First, thanks for such a thoughtful question.
As brevity is the soul of wit, we don’t have a timeline, but we will release models in languages other than English as Common Voice collection allows.
To frame this answer a bit more. Different languages will collect at different rates. This is a function of many things: number of speakers of the language, internet usage among speakers of the language, popularity of Common Voice among speakers of the language, cultural norms among speakers of the language…
Hence, setting one size-fits-all hard limits, e.g. after the first 1k hours are collected we will create a model, is not in any way fair to languages with fewer speakers, or languages with low internet usage, or languages that, for any number of extenuating circumstances, can not collect 1k hours in a reasonable amount of time.
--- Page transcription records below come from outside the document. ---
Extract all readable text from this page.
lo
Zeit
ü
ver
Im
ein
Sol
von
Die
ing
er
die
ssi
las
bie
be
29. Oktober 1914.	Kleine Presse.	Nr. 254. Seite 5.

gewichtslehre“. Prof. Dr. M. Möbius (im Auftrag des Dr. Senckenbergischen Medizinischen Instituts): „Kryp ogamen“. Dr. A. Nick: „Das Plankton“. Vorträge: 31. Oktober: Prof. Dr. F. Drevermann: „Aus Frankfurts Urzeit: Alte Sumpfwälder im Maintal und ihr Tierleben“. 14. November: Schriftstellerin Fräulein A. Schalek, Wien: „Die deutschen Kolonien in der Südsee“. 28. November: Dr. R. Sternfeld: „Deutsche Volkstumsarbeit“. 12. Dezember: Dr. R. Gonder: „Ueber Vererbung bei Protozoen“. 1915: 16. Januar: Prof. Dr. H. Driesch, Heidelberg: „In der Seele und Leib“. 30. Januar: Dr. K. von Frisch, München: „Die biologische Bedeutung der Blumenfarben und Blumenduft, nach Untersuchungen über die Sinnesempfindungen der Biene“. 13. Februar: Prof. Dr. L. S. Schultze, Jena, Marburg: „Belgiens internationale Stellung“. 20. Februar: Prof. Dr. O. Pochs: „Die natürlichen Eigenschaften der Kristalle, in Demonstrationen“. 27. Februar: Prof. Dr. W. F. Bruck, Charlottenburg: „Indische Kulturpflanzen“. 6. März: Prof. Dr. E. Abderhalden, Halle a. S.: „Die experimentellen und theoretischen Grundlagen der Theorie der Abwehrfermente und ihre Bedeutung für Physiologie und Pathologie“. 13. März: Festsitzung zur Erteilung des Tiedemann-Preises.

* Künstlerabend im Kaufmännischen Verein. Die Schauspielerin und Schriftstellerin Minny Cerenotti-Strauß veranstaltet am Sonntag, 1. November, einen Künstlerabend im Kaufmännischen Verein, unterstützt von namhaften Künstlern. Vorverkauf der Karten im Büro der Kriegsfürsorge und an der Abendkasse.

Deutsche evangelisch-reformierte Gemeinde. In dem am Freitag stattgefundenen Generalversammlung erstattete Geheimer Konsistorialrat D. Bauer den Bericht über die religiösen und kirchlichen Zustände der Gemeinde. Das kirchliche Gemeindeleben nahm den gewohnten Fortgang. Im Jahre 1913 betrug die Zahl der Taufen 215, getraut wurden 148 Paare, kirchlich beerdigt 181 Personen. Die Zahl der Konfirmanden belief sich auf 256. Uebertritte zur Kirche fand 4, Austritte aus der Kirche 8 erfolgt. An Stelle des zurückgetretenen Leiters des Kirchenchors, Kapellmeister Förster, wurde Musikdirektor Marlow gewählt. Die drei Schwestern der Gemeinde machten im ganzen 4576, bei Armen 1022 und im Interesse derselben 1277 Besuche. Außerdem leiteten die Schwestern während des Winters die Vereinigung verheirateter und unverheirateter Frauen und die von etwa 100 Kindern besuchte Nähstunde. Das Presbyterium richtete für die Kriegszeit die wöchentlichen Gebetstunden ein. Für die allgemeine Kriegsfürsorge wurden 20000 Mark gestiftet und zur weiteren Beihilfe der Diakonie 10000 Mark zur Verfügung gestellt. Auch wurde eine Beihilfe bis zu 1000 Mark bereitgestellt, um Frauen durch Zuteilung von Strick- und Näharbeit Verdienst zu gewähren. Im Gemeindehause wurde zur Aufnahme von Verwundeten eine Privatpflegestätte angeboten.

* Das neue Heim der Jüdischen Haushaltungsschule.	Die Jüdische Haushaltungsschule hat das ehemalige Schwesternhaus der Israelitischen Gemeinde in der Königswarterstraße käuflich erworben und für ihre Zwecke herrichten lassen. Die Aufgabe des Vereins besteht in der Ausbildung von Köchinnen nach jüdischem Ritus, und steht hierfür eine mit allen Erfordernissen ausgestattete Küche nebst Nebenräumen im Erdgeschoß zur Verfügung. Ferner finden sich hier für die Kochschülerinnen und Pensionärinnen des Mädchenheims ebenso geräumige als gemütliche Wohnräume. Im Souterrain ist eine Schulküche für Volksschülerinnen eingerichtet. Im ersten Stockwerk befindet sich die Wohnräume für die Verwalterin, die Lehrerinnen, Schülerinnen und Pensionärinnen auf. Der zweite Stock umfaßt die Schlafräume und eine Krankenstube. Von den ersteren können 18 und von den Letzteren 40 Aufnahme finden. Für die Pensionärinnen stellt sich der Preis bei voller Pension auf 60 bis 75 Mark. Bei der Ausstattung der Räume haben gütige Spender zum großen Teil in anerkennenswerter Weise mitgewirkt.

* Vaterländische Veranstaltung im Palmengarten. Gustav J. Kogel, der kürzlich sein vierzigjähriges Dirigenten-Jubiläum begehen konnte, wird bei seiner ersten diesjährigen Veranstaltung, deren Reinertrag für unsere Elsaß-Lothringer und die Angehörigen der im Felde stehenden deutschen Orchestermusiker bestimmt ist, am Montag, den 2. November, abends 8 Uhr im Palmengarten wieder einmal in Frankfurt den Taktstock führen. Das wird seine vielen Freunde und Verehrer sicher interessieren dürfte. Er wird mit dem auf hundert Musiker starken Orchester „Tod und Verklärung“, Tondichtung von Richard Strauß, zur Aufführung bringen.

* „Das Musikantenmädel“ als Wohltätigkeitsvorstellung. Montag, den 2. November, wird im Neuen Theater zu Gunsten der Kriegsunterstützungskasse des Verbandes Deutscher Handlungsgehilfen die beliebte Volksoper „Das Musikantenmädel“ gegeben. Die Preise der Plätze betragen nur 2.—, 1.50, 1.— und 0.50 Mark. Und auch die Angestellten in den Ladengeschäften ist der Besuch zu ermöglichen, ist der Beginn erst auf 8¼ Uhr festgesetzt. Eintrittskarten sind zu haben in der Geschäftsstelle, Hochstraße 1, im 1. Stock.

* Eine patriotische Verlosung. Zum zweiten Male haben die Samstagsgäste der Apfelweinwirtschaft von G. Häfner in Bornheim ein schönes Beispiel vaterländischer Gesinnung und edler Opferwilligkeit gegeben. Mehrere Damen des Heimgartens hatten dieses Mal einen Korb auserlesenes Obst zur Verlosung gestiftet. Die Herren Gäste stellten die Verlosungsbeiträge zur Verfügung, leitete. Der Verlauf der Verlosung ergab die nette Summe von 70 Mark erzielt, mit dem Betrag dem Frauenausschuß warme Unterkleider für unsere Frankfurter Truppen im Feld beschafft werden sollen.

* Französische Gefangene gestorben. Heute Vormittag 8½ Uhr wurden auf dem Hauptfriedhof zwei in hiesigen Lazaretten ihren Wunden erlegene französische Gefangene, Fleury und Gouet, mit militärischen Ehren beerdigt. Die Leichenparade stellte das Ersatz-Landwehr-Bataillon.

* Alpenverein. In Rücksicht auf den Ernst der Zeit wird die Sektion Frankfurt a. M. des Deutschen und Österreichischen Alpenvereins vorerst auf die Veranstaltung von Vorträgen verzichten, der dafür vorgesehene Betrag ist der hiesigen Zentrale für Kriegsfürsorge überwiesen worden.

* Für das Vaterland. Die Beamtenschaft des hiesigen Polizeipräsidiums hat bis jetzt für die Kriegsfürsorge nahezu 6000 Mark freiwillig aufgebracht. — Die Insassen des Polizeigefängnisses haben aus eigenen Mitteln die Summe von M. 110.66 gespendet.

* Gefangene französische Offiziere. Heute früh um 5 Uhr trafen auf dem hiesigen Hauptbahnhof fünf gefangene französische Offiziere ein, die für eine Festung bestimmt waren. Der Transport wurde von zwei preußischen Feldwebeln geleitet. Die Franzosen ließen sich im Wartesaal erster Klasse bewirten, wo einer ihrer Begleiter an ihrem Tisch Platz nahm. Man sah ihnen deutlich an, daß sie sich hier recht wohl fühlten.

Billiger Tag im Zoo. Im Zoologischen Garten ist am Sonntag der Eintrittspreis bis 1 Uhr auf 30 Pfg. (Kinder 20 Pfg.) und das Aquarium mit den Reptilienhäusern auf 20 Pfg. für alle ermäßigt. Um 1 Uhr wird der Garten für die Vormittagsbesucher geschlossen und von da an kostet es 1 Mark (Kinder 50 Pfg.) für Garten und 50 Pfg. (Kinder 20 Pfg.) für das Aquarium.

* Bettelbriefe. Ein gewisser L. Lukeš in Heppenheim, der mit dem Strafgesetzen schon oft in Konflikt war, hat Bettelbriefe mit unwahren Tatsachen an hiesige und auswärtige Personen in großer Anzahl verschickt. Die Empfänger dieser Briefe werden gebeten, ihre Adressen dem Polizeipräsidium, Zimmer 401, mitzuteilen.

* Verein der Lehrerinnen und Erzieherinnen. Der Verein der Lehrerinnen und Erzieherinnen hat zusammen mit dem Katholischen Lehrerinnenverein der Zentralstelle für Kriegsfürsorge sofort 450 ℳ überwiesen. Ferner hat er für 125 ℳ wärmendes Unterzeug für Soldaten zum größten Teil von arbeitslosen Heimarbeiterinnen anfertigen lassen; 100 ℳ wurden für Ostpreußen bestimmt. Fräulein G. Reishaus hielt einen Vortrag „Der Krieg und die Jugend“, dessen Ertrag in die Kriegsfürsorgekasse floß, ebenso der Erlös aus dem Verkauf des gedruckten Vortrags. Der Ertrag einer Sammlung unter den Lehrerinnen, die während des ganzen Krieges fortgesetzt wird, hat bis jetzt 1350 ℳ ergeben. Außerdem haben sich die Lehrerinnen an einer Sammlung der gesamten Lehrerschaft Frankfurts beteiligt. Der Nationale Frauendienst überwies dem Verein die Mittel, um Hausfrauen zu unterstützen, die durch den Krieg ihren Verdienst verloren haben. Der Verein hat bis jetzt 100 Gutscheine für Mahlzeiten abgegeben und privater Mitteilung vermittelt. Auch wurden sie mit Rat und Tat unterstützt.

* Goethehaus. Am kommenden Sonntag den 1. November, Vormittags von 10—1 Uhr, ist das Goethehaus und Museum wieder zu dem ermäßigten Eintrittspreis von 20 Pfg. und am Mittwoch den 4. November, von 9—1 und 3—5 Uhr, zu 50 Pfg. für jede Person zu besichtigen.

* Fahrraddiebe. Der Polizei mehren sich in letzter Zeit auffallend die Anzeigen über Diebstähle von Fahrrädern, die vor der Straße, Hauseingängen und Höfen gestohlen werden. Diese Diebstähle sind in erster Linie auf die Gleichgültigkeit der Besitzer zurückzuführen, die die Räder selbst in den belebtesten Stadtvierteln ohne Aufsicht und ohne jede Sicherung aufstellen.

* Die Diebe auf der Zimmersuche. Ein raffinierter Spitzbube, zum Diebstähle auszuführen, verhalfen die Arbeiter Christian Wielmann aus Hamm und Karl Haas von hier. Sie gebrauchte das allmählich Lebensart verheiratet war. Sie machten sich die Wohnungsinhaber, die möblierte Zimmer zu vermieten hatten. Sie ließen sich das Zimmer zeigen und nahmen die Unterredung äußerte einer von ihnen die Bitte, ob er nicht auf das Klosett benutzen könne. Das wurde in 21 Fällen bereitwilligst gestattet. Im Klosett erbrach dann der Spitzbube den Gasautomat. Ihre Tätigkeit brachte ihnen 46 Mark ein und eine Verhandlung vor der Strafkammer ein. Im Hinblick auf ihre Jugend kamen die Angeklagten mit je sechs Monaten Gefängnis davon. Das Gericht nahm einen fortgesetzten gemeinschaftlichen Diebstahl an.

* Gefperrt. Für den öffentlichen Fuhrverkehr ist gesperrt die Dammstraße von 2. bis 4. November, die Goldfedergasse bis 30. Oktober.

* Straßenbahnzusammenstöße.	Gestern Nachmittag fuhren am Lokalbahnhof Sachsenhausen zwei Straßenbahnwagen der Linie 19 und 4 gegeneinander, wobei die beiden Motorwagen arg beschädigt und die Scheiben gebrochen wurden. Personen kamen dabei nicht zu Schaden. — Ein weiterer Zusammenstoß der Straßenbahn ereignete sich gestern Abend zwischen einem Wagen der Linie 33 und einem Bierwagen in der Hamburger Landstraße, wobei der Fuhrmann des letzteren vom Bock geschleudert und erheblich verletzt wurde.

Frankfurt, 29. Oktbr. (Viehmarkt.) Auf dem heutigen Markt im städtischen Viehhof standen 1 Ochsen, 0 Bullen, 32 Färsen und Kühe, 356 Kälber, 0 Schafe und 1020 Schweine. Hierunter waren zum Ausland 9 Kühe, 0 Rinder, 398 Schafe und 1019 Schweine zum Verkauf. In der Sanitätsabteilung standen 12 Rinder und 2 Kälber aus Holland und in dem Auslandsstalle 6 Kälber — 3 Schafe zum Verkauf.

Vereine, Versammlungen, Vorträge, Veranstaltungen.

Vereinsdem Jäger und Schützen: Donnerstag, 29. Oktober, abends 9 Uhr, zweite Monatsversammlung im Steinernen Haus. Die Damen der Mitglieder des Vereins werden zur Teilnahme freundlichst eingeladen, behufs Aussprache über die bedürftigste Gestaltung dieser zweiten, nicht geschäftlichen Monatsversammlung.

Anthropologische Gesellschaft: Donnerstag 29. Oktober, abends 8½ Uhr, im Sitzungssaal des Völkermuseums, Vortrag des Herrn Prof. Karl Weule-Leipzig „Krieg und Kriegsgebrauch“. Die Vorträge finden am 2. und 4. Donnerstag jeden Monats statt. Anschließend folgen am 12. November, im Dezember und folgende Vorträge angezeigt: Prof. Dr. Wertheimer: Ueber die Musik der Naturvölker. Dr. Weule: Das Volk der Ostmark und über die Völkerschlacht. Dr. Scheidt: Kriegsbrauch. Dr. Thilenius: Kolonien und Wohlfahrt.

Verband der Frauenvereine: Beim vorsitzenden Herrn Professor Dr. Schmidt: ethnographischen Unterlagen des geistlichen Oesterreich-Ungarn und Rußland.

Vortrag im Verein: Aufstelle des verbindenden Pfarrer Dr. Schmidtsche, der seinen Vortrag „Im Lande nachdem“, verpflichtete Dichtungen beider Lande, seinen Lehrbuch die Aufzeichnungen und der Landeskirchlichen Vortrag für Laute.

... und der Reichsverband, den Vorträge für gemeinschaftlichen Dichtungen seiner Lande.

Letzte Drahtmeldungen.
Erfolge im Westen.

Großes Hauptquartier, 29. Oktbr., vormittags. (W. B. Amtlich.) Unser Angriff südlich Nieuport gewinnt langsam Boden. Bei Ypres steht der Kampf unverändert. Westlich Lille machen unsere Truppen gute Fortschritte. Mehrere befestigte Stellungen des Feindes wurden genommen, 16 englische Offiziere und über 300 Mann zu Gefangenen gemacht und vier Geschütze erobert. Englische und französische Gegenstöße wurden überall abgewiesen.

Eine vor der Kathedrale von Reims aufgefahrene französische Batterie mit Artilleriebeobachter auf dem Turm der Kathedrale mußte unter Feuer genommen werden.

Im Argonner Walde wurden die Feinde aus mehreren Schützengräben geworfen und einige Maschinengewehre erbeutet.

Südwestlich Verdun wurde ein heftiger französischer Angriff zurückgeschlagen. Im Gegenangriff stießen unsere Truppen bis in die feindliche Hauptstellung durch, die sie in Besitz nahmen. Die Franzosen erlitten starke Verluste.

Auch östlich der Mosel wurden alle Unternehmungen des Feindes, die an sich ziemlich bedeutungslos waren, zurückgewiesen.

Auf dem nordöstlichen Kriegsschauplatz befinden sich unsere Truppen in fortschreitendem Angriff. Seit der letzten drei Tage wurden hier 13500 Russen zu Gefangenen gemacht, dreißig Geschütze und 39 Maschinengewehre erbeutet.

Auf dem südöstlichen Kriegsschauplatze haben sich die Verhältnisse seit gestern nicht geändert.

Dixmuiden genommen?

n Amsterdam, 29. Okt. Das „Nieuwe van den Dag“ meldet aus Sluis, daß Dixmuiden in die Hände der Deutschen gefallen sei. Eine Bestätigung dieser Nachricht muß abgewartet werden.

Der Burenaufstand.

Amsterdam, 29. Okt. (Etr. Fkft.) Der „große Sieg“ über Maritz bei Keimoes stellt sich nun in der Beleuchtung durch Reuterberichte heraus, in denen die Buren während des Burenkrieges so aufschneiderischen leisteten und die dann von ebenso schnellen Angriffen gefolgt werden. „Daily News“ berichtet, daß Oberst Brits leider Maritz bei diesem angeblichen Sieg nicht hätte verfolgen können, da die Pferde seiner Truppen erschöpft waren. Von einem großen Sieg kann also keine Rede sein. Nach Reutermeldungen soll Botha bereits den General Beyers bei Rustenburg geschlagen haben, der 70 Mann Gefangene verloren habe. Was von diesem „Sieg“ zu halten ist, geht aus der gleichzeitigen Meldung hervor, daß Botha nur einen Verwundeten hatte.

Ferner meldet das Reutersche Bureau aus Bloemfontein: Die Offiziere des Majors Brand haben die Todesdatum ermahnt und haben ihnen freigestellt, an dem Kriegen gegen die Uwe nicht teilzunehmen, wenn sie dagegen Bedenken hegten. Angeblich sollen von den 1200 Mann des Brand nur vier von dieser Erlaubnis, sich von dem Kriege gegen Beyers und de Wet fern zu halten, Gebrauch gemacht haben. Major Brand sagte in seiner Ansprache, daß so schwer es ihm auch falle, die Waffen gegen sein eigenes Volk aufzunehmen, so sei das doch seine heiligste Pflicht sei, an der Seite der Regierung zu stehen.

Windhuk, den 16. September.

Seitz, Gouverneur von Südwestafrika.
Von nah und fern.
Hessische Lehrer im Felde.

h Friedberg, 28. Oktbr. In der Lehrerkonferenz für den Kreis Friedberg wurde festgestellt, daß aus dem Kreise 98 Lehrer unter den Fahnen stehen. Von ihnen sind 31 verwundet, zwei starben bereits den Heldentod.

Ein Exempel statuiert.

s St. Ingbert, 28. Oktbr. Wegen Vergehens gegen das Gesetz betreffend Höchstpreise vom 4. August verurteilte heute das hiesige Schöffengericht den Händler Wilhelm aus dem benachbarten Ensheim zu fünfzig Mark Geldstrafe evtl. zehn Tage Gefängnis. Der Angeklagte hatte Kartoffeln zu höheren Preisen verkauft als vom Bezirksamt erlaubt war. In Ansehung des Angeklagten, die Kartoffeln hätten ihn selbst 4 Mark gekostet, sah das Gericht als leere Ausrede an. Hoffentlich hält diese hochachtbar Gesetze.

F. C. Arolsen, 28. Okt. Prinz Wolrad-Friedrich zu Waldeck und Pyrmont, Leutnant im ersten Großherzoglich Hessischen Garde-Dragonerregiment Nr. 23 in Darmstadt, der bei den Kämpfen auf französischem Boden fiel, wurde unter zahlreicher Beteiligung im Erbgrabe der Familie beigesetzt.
The answer is of course to create models at different rates for different languages. For example, if we only controlled for population, create a new Chinese (China) model for every 2358 more hours of data and create a new Welsh model for every 1 more hour. The problem is how to decide upon these rates. Naively, one would only control for population. However, this would not control for any of the other factors mentioned above: internet usage among speakers of the language, popularity of Common Voice among speakers of the language, cultural norms among speakers of the language… How to control for these factors I think will only become clear as we collect data for languages other than English. Thus, the timeline will also only become clear as collection progresses.
Another problem which arises is model performance in the face of little data. Say, for example, we had 100 hours of Welsh data and want to create a model. 100 hours is not sufficient to create a speech recognition engine matching the quality of say Google. So, there is a research aspect that also must be addressed: How to create high quality models with low-resource languages.
To that end, we have applied to NSF to fund research in this direction and hopefully will be able to bring more resources to bear on the problem towards the end of the year.
Interestingly enough this same problem, model performance in the face of little data, can also be used to enhance models for assistive technologies. For example, creating models geared towards certain speech impediments, where there may exist a small data set exemplifying the impediment that we can train on. We plan to also try and address this problem too.
Yet another problem which arises is tuning model hyperparameters to a particular language. For example, Chinese (China) has about 50k to 100k characters while English has only 28, the normal 26 plus space and an apostrophe. This type of difference requires tuning of the model to the language, a human task bottlenecked by the small the number of team member we have on the machine learning team at Mozilla, 4.5 to be exact and not all of them are working on speech recognition.
So you see it’s complicated. However, we hope to deliver more clarity as we see how data collection proceeds in non-English languages.